Last year, Microsoft topped this list compiled by OpenSecrets.org at close to $7 million, and HP and Google weren’t far behind. The same three firms have so far spent more than a total of $10 million this year. Other firms in the top ten include Oracle, IBM, Intel and Cisco. According to their federal filings, Google employs nearly 25 different lobbying firms alone. (The data from this year is incomplete, this is from OpenSecrets.org.)

No surprise but several trade associations are big spenders, including the Entertainment Software Association, the Information Technology Industry Council, and the Business Software Alliance (the latter has been mostly a lobbying arm of the software industry anyway).

Notable 2011 expenditures of online vendors include GoDaddy at $400,000, Amazon at $1 million, Verisign at $600,000, and Yahoo at $1.2 million. Facebook has doubled their lobbying efforts from last year, spending close to a $1 million in the first nine months of 2011. Their efforts interestingly enough have focused on consumer privacy bills before Congress, including HR 1895 from Ed Markey that would require online companies to obtain parental permission before collecting minors’ personal information. As if that will be the day (that parents will actually know how to sign off on this for their kids, I mean).

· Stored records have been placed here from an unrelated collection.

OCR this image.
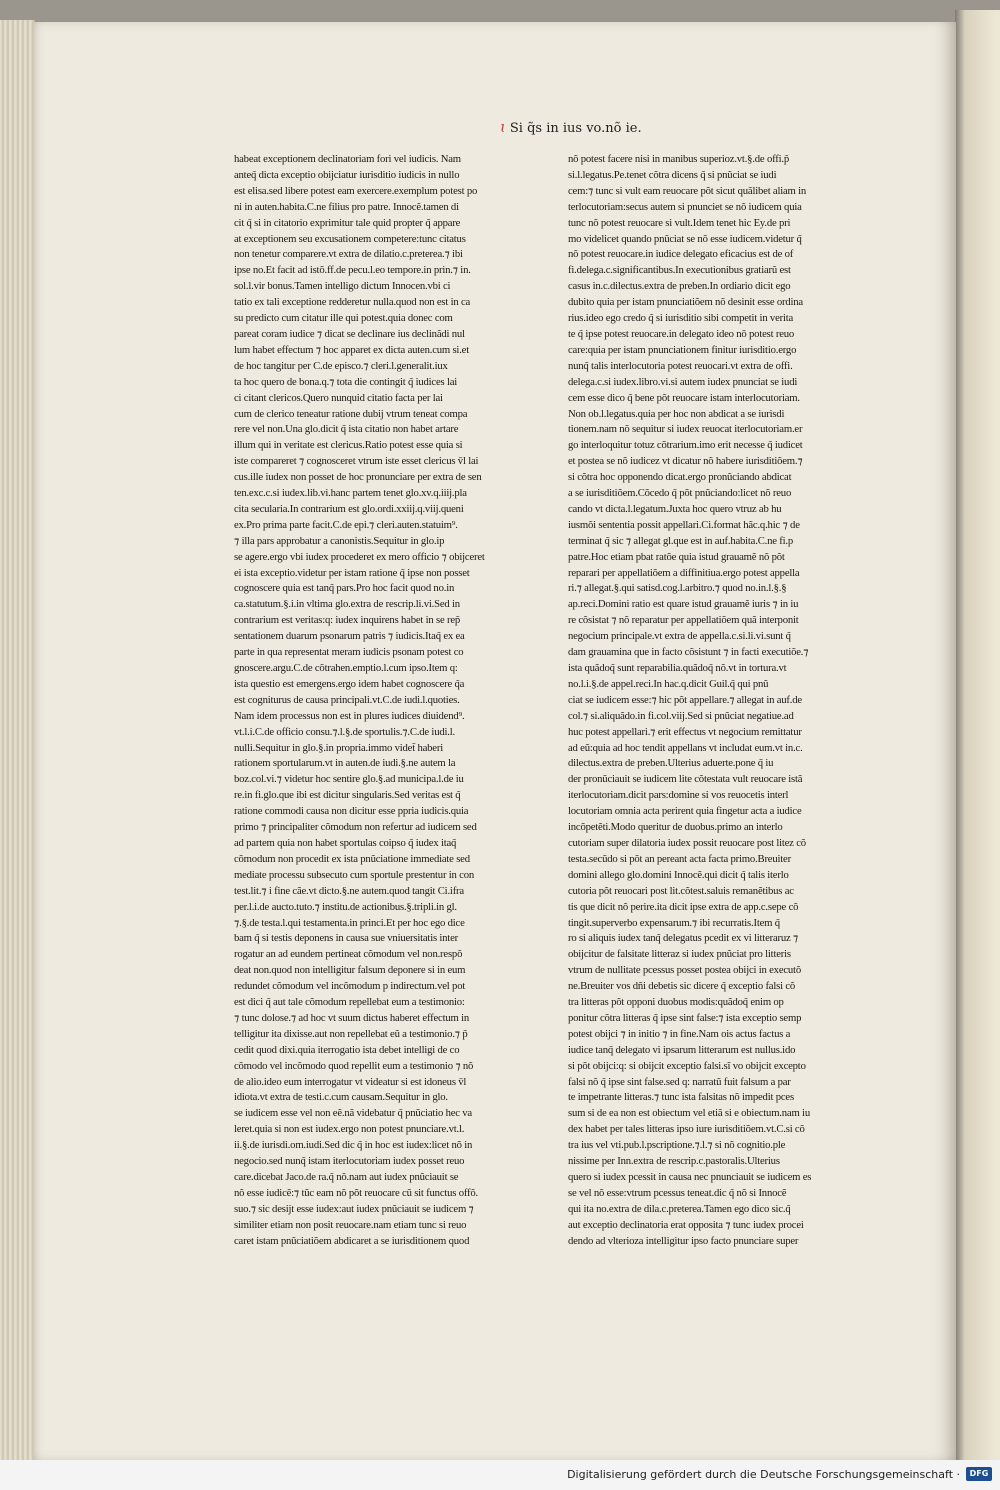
ɩ Si q̃s in ius vo.nõ ie.
habeat exceptionem declinatoriam fori vel iudicis. Nam
anteq̃ dicta exceptio obijciatur iurisditio iudicis in nullo
est elisa.sed libere potest eam exercere.exemplum potest po
ni in auten.habita.C.ne filius pro patre. Innocẽ.tamen di
cit q̃ si in citatorio exprimitur tale quid propter q̃ appare
at exceptionem seu excusationem competere:tunc citatus
non tenetur comparere.vt extra de dilatio.c.preterea.⁊ ibi
ipse no.Et facit ad istõ.ff.de pecu.l.eo tempore.in prin.⁊ in.
sol.l.vir bonus.Tamen intelligo dictum Innocen.vbi ci
tatio ex tali exceptione redderetur nulla.quod non est in ca
su predicto cum citatur ille qui potest.quia donec com
pareat coram iudice ⁊ dicat se declinare ius declinãdi nul
lum habet effectum ⁊ hoc apparet ex dicta auten.cum si.et
de hoc tangitur per C.de episco.⁊ cleri.l.generalit.iux
ta hoc quero de bona.q.⁊ tota die contingit q̃ iudices lai
ci citant clericos.Quero nunquid citatio facta per lai
cum de clerico teneatur ratione dubij vtrum teneat compa
rere vel non.Una glo.dicit q̃ ista citatio non habet artare
illum qui in veritate est clericus.Ratio potest esse quia si
iste compareret ⁊ cognosceret vtrum iste esset clericus v̄l lai
cus.ille iudex non posset de hoc pronunciare per extra de sen
ten.exc.c.si iudex.lib.vi.hanc partem tenet glo.xv.q.iiij.pla
cita secularia.In contrarium est glo.ordi.xxiij.q.viij.queni
ex.Pro prima parte facit.C.de epi.⁊ cleri.auten.statuim⁹.
⁊ illa pars approbatur a canonistis.Sequitur in glo.ip
se agere.ergo vbi iudex procederet ex mero officio ⁊ obijceret
ei ista exceptio.videtur per istam ratione q̃ ipse non posset
cognoscere quia est tanq̃ pars.Pro hoc facit quod no.in
ca.statutum.§.i.in vltima glo.extra de rescrip.li.vi.Sed in
contrarium est veritas:q: iudex inquirens habet in se rep̃
sentationem duarum psonarum patris ⁊ iudicis.Itaq̃ ex ea
parte in qua representat meram iudicis psonam potest co
gnoscere.argu.C.de cõtrahen.emptio.l.cum ipso.Item q:
ista questio est emergens.ergo idem habet cognoscere q̃a
est cogniturus de causa principali.vt.C.de iudi.l.quoties.
Nam idem processus non est in plures iudices diuidend⁹.
vt.l.i.C.de officio consu.⁊.l.§.de sportulis.⁊.C.de iudi.l.
nulli.Sequitur in glo.§.in propria.immo videt̃ haberi
rationem sportularum.vt in auten.de iudi.§.ne autem la
boz.col.vi.⁊ videtur hoc sentire glo.§.ad municipa.l.de iu
re.in fi.glo.que ibi est dicitur singularis.Sed veritas est q̃
ratione commodi causa non dicitur esse ppria iudicis.quia
primo ⁊ principaliter cõmodum non refertur ad iudicem sed
ad partem quia non habet sportulas coipso q̃ iudex itaq̃
cõmodum non procedit ex ista pnũciatione immediate sed
mediate processu subsecuto cum sportule prestentur in con
test.lit.⁊ i fine cãe.vt dicto.§.ne autem.quod tangit Ci.ifra
per.l.i.de aucto.tuto.⁊ institu.de actionibus.§.tripli.in gl.
⁊.§.de testa.l.qui testamenta.in princi.Et per hoc ego dice
bam q̃ si testis deponens in causa sue vniuersitatis inter
rogatur an ad eundem pertineat cõmodum vel non.respõ
deat non.quod non intelligitur falsum deponere si in eum
redundet cõmodum vel incõmodum p indirectum.vel pot
est dici q̃ aut tale cõmodum repellebat eum a testimonio:
⁊ tunc dolose.⁊ ad hoc vt suum dictus haberet effectum in
telligitur ita dixisse.aut non repellebat eũ a testimonio.⁊ p̃
cedit quod dixi.quia iterrogatio ista debet intelligi de co
cõmodo vel incõmodo quod repellit eum a testimonio ⁊ nõ
de alio.ideo eum interrogatur vt videatur si est idoneus v̄l
idiota.vt extra de testi.c.cum causam.Sequitur in glo.
se iudicem esse vel non eẽ.nã videbatur q̃ pnũciatio hec va
leret.quia si non est iudex.ergo non potest pnunciare.vt.l.
ii.§.de iurisdi.om.iudi.Sed dic q̃ in hoc est iudex:licet nõ in
negocio.sed nunq̃ istam iterlocutoriam iudex posset reuo
care.dicebat Jaco.de ra.q̃ nõ.nam aut iudex pnũciauit se
nõ esse iudicẽ:⁊ tũc eam nõ põt reuocare cũ sit functus offõ.
suo.⁊ sic desijt esse iudex:aut iudex pnũciauit se iudicem ⁊
similiter etiam non posit reuocare.nam etiam tunc si reuo
caret istam pnũciatiõem abdicaret a se iurisditionem quod
nõ potest facere nisi in manibus superioz.vt.§.de offi.p̃
si.l.legatus.Pe.tenet cõtra dicens q̃ si pnũciat se iudi
cem:⁊ tunc si vult eam reuocare põt sicut quãlibet aliam in
terlocutoriam:secus autem si pnunciet se nõ iudicem quia
tunc nõ potest reuocare si vult.Idem tenet hic Ey.de pri
mo videlicet quando pnũciat se nõ esse iudicem.videtur q̃
nõ potest reuocare.in iudice delegato eficacius est de of
fi.delega.c.significantibus.In executionibus gratiarũ est
casus in.c.dilectus.extra de preben.In ordiario dicit ego
dubito quia per istam pnunciatiõem nõ desinit esse ordina
rius.ideo ego credo q̃ si iurisditio sibi competit in verita
te q̃ ipse potest reuocare.in delegato ideo nõ potest reuo
care:quia per istam pnunciationem finitur iurisditio.ergo
nunq̃ talis interlocutoria potest reuocari.vt extra de offi.
delega.c.si iudex.libro.vi.si autem iudex pnunciat se iudi
cem esse dico q̃ bene põt reuocare istam interlocutoriam.
Non ob.l.legatus.quia per hoc non abdicat a se iurisdi
tionem.nam nõ sequitur si iudex reuocat iterlocutoriam.er
go interloquitur totuz cõtrarium.imo erit necesse q̃ iudicet
et postea se nõ iudicez vt dicatur nõ habere iurisditiõem.⁊
si cõtra hoc opponendo dicat.ergo pronũciando abdicat
a se iurisditiõem.Cõcedo q̃ põt pnũciando:licet nõ reuo
cando vt dicta.l.legatum.Juxta hoc quero vtruz ab hu
iusmõi sententia possit appellari.Ci.format hãc.q.hic ⁊ de
terminat q̃ sic ⁊ allegat gl.que est in auf.habita.C.ne fi.p
patre.Hoc etiam pbat ratõe quia istud grauamẽ nõ põt
reparari per appellatiõem a diffinitiua.ergo potest appella
ri.⁊ allegat.§.qui satisd.cog.l.arbitro.⁊ quod no.in.l.§.§
ap.reci.Domini ratio est quare istud grauamẽ iuris ⁊ in iu
re cõsistat ⁊ nõ reparatur per appellatiõem quã interponit
negocium principale.vt extra de appella.c.si.li.vi.sunt q̃
dam grauamina que in facto cõsistunt ⁊ in facti executiõe.⁊
ista quãdoq̃ sunt reparabilia.quãdoq̃ nõ.vt in tortura.vt
no.l.i.§.de appel.reci.In hac.q.dicit Guil.q̃ qui pnũ
ciat se iudicem esse:⁊ hic põt appellare.⁊ allegat in auf.de
col.⁊ si.aliquãdo.in fi.col.viij.Sed si pnũciat negatiue.ad
huc potest appellari.⁊ erit effectus vt negocium remittatur
ad eũ:quia ad hoc tendit appellans vt includat eum.vt in.c.
dilectus.extra de preben.Ulterius aduerte.pone q̃ iu
der pronũciauit se iudicem lite cõtestata vult reuocare istã
iterlocutoriam.dicit pars:domine si vos reuocetis interl
locutoriam omnia acta perirent quia fingetur acta a iudice
incõpetẽti.Modo queritur de duobus.primo an interlo
cutoriam super dilatoria iudex possit reuocare post litez cõ
testa.secũdo si põt an pereant acta facta primo.Breuiter
domini allego glo.domini Innocẽ.qui dicit q̃ talis iterlo
cutoria põt reuocari post lit.cõtest.saluis remanẽtibus ac
tis que dicit nõ perire.ita dicit ipse extra de app.c.sepe cõ
tingit.superverbo expensarum.⁊ ibi recurratis.Item q̃
ro si aliquis iudex tanq̃ delegatus pcedit ex vi litteraruz ⁊
obijcitur de falsitate litteraz si iudex pnũciat pro litteris
vtrum de nullitate pcessus posset postea obijci in executõ
ne.Breuiter vos dñi debetis sic dicere q̃ exceptio falsi cõ
tra litteras põt opponi duobus modis:quãdoq̃ enim op
ponitur cõtra litteras q̃ ipse sint false:⁊ ista exceptio semp
potest obijci ⁊ in initio ⁊ in fine.Nam ois actus factus a
iudice tanq̃ delegato vi ipsarum litterarum est nullus.ido
si põt obijci:q: si obijcit exceptio falsi.sĩ vo obijcit excepto
falsi nõ q̃ ipse sint false.sed q: narratũ fuit falsum a par
te impetrante litteras.⁊ tunc ista falsitas nõ impedit pces
sum si de ea non est obiectum vel etiã si e obiectum.nam iu
dex habet per tales litteras ipso iure iurisditiõem.vt.C.si cõ
tra ius vel vti.pub.l.pscriptione.⁊.l.⁊ si nõ cognitio.ple
nissime per Inn.extra de rescrip.c.pastoralis.Ulterius
quero si iudex pcessit in causa nec pnunciauit se iudicem es
se vel nõ esse:vtrum pcessus teneat.dic q̃ nõ si Innocẽ
qui ita no.extra de dila.c.preterea.Tamen ego dico sic.q̃
aut exceptio declinatoria erat opposita ⁊ tunc iudex procei
dendo ad vlterioza intelligitur ipso facto pnunciare super
Digitalisierung gefördert durch die Deutsche Forschungsgemeinschaft ·	DFG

And for those of you fat cats that want to throw your weight and dollars around, there is still time to meet execs from Google, Microsoft, LegalZoom, Shopkick, Yelp and Facebook at a fundraiser for the Democratic Senate campaign starting Thursday evening in Menlo Park, Calif. A mere $1,000 will get you in the door to attend the dinner and an all-day conference on Friday, and no, your contributions are not tax deductible.